Virtual Private Database は、セキュリティポリシーを使用するきめの細かいアクセス制御を採用しています。 Virtual Private Database のきめ細かなアクセス制御とは、データへのアクセスを、セキュリティポリシーで定義された特定の行まで制御できることを意味します。

セキュリティポリシーをエンコードするルールは、ポリシー関数で定義されます。 このポリシー関数は、特定の入力パラメーターと戻り値を持つ SPL 関数です。 セキュリティポリシーは、ポリシー関数を特定のデータベースオブジェクト (通常はテーブル) に関連付けることです。

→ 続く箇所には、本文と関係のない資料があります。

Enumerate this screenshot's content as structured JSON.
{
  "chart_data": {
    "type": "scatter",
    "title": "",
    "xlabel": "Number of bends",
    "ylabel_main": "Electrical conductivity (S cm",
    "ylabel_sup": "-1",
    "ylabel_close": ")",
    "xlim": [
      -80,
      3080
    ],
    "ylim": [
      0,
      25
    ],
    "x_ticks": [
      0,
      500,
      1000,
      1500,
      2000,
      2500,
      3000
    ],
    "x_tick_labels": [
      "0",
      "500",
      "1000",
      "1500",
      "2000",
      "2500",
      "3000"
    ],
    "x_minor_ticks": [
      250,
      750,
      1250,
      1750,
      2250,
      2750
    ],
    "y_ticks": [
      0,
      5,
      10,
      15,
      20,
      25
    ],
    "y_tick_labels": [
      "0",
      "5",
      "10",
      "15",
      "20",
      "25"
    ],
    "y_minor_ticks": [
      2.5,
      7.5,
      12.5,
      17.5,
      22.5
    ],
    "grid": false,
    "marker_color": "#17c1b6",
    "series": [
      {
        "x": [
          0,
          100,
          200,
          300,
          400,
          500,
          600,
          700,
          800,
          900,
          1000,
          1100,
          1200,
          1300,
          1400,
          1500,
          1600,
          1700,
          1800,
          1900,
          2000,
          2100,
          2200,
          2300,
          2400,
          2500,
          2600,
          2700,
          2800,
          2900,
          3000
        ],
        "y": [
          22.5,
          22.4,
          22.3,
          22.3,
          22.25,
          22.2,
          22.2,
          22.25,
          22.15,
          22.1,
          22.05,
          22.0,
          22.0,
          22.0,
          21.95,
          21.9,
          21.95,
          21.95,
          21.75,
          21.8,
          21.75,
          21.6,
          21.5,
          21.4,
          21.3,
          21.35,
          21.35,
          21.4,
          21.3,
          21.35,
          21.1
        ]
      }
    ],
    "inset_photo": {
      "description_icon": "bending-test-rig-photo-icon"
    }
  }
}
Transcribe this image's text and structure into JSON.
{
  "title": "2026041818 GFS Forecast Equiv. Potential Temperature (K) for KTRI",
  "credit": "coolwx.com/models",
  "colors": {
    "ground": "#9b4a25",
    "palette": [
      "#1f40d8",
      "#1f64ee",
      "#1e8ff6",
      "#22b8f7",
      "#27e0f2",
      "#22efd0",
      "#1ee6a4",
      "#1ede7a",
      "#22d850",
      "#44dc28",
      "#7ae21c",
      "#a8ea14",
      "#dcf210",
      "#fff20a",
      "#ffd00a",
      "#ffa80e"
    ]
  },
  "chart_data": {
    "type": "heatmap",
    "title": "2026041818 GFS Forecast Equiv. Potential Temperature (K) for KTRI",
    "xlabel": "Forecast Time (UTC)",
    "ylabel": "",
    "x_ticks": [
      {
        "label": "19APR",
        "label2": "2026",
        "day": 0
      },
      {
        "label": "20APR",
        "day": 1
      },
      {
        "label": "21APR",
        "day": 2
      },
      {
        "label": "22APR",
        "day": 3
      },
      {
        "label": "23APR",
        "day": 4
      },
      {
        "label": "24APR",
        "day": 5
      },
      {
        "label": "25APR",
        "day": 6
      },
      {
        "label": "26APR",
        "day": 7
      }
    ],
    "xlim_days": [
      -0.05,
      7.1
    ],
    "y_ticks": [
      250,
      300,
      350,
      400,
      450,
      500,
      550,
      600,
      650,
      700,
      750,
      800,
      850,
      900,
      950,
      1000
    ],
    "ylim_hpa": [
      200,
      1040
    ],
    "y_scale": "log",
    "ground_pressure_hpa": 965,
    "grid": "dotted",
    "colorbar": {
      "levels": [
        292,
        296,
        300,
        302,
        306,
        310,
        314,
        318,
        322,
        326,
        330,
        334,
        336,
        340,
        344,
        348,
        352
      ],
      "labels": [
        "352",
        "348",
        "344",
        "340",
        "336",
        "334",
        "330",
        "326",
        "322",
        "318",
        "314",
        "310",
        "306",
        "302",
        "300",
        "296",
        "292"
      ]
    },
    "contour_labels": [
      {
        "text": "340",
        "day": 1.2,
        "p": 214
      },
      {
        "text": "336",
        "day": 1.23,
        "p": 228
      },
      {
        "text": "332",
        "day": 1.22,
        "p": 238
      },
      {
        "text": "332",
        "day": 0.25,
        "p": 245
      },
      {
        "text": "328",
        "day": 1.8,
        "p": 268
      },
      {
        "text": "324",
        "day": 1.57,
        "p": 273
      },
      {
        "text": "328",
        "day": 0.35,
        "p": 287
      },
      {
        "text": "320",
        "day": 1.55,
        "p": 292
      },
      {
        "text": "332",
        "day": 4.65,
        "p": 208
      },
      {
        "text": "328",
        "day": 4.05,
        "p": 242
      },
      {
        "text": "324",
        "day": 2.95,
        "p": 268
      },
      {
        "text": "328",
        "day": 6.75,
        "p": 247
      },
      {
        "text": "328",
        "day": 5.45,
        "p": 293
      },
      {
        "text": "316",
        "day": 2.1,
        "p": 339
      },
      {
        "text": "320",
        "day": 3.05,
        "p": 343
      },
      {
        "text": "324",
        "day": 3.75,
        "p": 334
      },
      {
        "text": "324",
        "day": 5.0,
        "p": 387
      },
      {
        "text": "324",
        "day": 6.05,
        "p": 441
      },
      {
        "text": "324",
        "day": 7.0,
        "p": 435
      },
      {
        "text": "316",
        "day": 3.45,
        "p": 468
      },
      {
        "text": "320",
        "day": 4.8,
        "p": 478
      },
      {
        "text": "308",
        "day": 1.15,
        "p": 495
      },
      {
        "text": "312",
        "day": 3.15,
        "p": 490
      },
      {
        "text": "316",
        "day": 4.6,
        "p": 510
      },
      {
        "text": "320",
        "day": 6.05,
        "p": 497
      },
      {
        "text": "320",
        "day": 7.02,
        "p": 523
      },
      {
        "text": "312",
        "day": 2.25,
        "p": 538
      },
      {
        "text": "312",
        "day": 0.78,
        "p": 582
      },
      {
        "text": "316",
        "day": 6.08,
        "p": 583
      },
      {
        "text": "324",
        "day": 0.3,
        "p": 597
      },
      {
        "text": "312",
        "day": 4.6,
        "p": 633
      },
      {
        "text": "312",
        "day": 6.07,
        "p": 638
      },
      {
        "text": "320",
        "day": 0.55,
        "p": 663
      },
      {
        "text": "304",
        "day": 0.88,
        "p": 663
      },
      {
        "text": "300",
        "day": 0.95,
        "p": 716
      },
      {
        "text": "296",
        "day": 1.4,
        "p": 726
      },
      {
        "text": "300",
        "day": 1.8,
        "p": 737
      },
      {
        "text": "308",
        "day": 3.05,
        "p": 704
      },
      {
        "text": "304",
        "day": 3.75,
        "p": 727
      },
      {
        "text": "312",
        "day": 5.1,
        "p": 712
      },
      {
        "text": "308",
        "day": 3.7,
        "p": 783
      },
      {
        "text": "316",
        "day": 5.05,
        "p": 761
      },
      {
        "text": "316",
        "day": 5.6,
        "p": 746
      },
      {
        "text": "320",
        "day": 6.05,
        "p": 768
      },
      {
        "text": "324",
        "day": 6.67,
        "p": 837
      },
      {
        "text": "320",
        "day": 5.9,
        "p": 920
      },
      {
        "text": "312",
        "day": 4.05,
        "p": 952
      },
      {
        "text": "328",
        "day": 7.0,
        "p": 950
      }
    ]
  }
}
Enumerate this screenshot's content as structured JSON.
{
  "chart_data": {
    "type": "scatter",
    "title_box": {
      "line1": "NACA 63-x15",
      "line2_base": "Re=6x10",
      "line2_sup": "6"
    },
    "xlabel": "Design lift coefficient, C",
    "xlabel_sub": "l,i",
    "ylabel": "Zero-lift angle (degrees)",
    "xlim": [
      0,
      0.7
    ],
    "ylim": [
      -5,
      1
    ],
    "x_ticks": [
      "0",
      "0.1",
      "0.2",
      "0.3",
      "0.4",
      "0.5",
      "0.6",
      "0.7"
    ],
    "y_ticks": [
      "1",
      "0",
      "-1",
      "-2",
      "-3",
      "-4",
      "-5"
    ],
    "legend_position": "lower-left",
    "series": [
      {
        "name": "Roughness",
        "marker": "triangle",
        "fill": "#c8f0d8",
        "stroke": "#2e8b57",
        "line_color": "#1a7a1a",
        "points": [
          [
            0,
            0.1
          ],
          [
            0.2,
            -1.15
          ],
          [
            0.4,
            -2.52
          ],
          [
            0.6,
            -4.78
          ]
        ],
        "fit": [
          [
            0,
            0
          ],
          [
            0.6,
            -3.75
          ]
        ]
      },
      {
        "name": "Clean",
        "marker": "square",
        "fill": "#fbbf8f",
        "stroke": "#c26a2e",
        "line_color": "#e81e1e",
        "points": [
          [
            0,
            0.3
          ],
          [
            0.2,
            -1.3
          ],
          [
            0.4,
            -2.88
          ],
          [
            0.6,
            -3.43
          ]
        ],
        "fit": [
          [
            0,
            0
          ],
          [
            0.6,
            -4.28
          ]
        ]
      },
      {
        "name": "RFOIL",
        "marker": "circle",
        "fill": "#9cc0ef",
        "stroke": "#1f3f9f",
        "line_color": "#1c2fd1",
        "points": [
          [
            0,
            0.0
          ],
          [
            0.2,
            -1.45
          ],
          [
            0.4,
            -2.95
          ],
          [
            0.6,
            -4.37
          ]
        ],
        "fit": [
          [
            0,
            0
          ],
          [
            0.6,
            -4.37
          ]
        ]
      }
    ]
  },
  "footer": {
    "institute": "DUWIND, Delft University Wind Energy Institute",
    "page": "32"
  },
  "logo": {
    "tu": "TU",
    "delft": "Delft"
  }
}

  • Oracle 互換の POLARDB では、ポリシー関数は、SQL、PL/pgSQL、SPL など、サポートされている任意の言語で記述することができます。 たとえば、Oracle 互換の SPL 言語の他に、SQL 言語や PL/pgSQL 言語も使用することができます。
  • Oracle 互換の POLARDB の Virtual Private Database は、1 種類のデータベースオブジェクト (テーブル) のみをサポートしています。 ポリシーはビューまたはシノニムには適用することができません。
Virtual Private Database を使用する利点は次のとおりです。
  • Virtual Private Database は、きめ細かいレベルのセキュリティを提供しています。 GRANT コマンドによって付与されるデータベースオブジェクトレベルの権限は、データベースオブジェクトのインスタンス全体へのアクセス権限を決定します。 対照的に、Virtual Private Database は、データベースオブジェクトインスタンスの個々の行に対するアクセスを制御できます。
  • SQL コマンドのタイプ (INSERT、UPDATE、DELETE、または SELECT) に応じて、異なるセキュリティポリシーを適用することができます。
  • セキュリティポリシーは動的であり、データベースオブジェクトに影響を与える適用可能な SQL コマンドごとに異なります。 セキュリティポリシーは、データベースオブジェクトにアクセスするアプリケーションのセッションユーザーなど、複数の要因によって決定されます。
  • セキュリティポリシーの呼び出しは、データベースオブジェクトにアクセスするすべてのアプリケーションに対して透過的です。 したがって、セキュリティポリシーを適用するために個々のアプリケーションを変更する必要はありません。
  • セキュリティポリシーを有効にすると、以下の注記に記載されているシステム権限を除いて、アプリケーション (新しいアプリケーションを含む) がセキュリティポリシーを回避することはできません。
  • スーパーユーザーであっても、以下の注記に記載されているシステム権限を除いて、セキュリティポリシーを回避することはできません。
セキュリティポリシーを回避する唯一の方法は、ユーザーに EXEMPT ACCESS POLICY システム権限を付与することです。 EXEMPT ACCESS POLICY 権限を持つユーザーは、データベース内のすべてのポリシーから除外されるため、この権限は細心の注意を払って付与する必要があります。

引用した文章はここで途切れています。